Sans changement majeur du système, l'avenir ne semble guère meilleur. Loin s'en faut même. 71 % des Français considèrent que l'organisation de la santé hexagonale n'évolue pas dans le bon sens. « Nous sommes sur un degré de pessimisme très fort et très installé, analyse Julie Gaillot, directrice du pôle society chez CSA. Un tel degré de pessimisme montre que nous avons atteint une logique de fracture, les Français ne croient plus une amélioration possible sans une rupture majeure. »

Mis bout à bout, ces différents constats placent d'ailleurs la santé dans une zone d'anxiété collective. La santé caracole loin devant des sujets tout aussi anxiogènes que sont l'insécurité, l'environnement ou encore le terrorisme, et s'affirme comme le deuxième sujet de préoccupation des Français, juste derrière le pouvoir d'achat. Ce sont aujourd'hui 36 % des Français qui se disent préoccupés par la santé.

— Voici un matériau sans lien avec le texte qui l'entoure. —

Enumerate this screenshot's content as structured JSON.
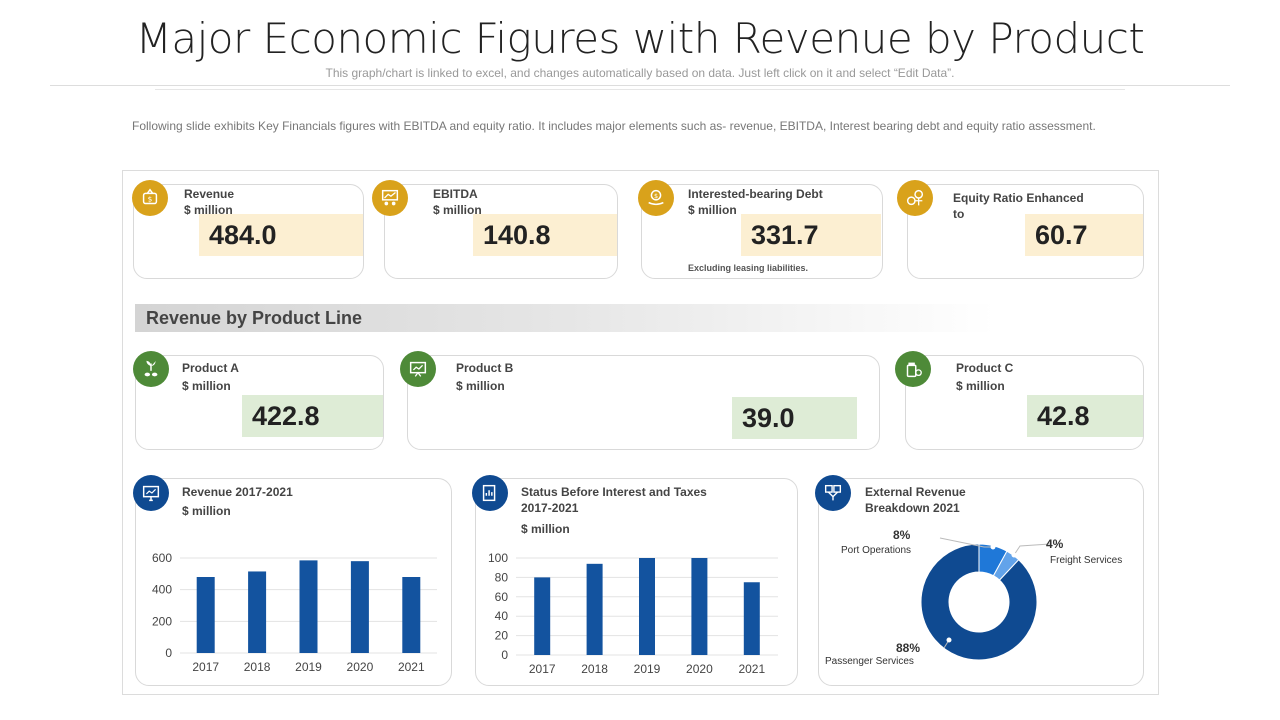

Les Français entrevoient des scénarios plus radicaux

Au-delà de ce sombre tableau, l'étude décortique les zones de fragilité du système de santé. Dans ce domaine, un aspect est clairement pointé du doigt : les moyens humains, qui représentent la toute première faiblesse pour 66 % des Français qui jugent le système dangereusement bancal. Manque de médecins et de soignants, délais à rallonge pour obtenir un rendez-vous, déserts médicaux : les effectifs du système ne seraient tout simplement plus en capacité de répondre à la demande. Autre lacune pointée du doigt, et largement imbriquée dans la première : l'organisation des soins, citée à 30 % comme problématique.

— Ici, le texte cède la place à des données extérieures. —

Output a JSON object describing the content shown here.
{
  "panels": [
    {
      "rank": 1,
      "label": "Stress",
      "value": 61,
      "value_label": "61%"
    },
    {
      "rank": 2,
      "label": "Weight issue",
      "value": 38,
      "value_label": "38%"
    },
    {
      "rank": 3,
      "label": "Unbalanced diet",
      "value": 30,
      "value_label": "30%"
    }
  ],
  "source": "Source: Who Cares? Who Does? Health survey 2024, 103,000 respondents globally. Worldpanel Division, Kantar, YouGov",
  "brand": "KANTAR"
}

Alors que faire, et avec qui ? Pour améliorer le système de santé, sans le révolutionner, les Français jugent que ce sont les personnels soignants eux-mêmes (à 53 %) et le gouvernement (à 51 %) qui seraient aujourd'hui les plus légitimes. En troisième position pointe une autre piste, celle de l'innovation et de la recherche (à 21 %). Mais si l'on bouscule le système, les Français entrevoient d'autres scénarios plus radicaux. Ils sont 59 % à juger possible, à plus ou moins long terme, que le gouvernement puisse tout simplement se décharger de la gestion de la santé au profit de la sphère du privé. « Les Français ne sont pas dans le fatalisme en acceptant cette privatisation du système de santé, souligne Julie Gaillot. Ils montrent au contraire qu'ils sont ouverts, qu'ils souhaitent désormais un après, qu'ils veulent sortir de la non-gestion actuelle de la santé, coincée entre un manque de pouvoir et un manque de vouloir. »

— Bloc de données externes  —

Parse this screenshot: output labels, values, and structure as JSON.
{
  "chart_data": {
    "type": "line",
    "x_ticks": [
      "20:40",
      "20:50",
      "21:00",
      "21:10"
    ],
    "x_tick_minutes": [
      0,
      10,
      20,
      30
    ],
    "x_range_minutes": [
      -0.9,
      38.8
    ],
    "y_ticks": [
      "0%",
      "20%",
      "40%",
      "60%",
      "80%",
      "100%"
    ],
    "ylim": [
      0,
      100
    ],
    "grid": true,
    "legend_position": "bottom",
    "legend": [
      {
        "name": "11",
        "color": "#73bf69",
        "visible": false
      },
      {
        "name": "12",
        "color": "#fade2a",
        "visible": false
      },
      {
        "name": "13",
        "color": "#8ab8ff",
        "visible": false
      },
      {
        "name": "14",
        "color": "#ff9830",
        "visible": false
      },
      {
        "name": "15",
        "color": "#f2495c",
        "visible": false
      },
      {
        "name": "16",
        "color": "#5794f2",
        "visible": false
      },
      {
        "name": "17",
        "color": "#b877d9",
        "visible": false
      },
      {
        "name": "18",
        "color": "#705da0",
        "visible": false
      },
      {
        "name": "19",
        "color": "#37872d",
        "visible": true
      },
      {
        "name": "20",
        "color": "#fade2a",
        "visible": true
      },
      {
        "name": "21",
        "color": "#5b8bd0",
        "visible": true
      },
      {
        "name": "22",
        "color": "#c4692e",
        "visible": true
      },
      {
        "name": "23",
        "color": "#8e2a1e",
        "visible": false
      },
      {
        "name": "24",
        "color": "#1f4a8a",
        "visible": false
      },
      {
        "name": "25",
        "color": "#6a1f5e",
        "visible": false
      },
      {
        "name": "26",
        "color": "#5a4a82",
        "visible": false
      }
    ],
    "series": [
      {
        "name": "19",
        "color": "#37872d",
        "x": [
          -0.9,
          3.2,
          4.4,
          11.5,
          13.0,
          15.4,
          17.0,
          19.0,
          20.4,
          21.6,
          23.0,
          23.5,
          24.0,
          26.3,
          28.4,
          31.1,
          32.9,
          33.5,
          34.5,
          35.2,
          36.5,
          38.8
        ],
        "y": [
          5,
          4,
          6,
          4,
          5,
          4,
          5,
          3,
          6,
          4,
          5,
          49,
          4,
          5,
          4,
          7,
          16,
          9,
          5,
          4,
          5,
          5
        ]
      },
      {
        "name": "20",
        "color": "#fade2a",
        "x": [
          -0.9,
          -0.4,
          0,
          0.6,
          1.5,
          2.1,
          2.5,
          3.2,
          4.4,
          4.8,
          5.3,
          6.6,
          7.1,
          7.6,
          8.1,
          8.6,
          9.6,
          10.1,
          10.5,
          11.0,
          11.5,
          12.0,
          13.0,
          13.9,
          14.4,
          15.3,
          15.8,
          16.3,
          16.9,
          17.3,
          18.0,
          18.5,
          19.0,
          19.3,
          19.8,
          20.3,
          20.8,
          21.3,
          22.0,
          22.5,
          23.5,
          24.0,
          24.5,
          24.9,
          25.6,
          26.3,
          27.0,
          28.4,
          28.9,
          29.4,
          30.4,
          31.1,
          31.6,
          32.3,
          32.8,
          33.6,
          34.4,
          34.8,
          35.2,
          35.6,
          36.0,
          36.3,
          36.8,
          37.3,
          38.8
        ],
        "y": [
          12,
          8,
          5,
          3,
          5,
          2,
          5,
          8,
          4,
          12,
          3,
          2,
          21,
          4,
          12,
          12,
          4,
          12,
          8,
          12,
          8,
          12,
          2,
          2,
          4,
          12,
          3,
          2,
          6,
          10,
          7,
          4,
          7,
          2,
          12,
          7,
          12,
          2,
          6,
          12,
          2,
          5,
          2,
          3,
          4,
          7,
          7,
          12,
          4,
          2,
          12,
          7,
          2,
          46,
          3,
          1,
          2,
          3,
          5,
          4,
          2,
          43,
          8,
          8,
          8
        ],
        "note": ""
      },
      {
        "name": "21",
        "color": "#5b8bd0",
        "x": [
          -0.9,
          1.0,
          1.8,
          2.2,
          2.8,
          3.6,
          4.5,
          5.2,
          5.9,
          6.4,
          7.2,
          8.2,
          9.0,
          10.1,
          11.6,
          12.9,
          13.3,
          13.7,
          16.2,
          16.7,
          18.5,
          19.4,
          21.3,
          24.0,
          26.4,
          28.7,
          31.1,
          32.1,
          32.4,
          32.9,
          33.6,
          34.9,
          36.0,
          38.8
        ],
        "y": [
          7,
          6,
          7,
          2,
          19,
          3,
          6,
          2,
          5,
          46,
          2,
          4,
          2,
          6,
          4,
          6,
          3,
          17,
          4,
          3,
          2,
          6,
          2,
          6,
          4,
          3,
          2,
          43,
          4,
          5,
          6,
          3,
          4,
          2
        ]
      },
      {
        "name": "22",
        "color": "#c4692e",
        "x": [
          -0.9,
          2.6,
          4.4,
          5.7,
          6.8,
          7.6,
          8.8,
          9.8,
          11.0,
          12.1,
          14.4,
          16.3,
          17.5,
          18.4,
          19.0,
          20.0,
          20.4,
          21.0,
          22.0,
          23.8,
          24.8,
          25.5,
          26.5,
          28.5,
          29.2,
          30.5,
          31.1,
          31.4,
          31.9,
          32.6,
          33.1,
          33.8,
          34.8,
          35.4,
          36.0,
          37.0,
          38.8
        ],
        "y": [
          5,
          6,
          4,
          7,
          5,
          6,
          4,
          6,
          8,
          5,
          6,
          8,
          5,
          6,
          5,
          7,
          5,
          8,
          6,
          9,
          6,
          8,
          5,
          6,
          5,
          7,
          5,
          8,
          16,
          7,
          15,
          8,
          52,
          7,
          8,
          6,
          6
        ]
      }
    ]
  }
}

Au-delà de la gestion du système, 57 % souhaitent également que les entreprises jouent un rôle plus direct dans la santé. Un mouvement qui permettrait, pour 52 % des Français, d'apporter des moyens supplémentaires. Les entreprises du secteur de la santé et du bien-être, les mutuelles, les assurances et les services à la personne apparaissent, sans surprise, comme les plus logiques pour investir davantage ce domaine. Mais pas seulement. Les entreprises de l'alimentaire, du sport, de l'environnement sont également vues comme autant d'actrices légitimes pour monter en puissance. À la lecture de ces secteurs d'activité, un autre enseignement se dessine : les Français jugent que l'amélioration du système de santé, victime d'une thrombose en matière de soins, passera aussi par une stratégie réelle de prévention. L'autre révolution.

MÉTHODOLOGIE
Enquête CSA-Havas Red Health réalisée via un questionnaire auto-administré en ligne, du 20 au 25 mars 2024, auprès d'un échantillon national représentatif de 1 009 Français âgés de 18 ans et plus. Méthode des quotas basée sur les critères de sexe, d'âge, de profession du répondant, de région et catégorie d'agglomération.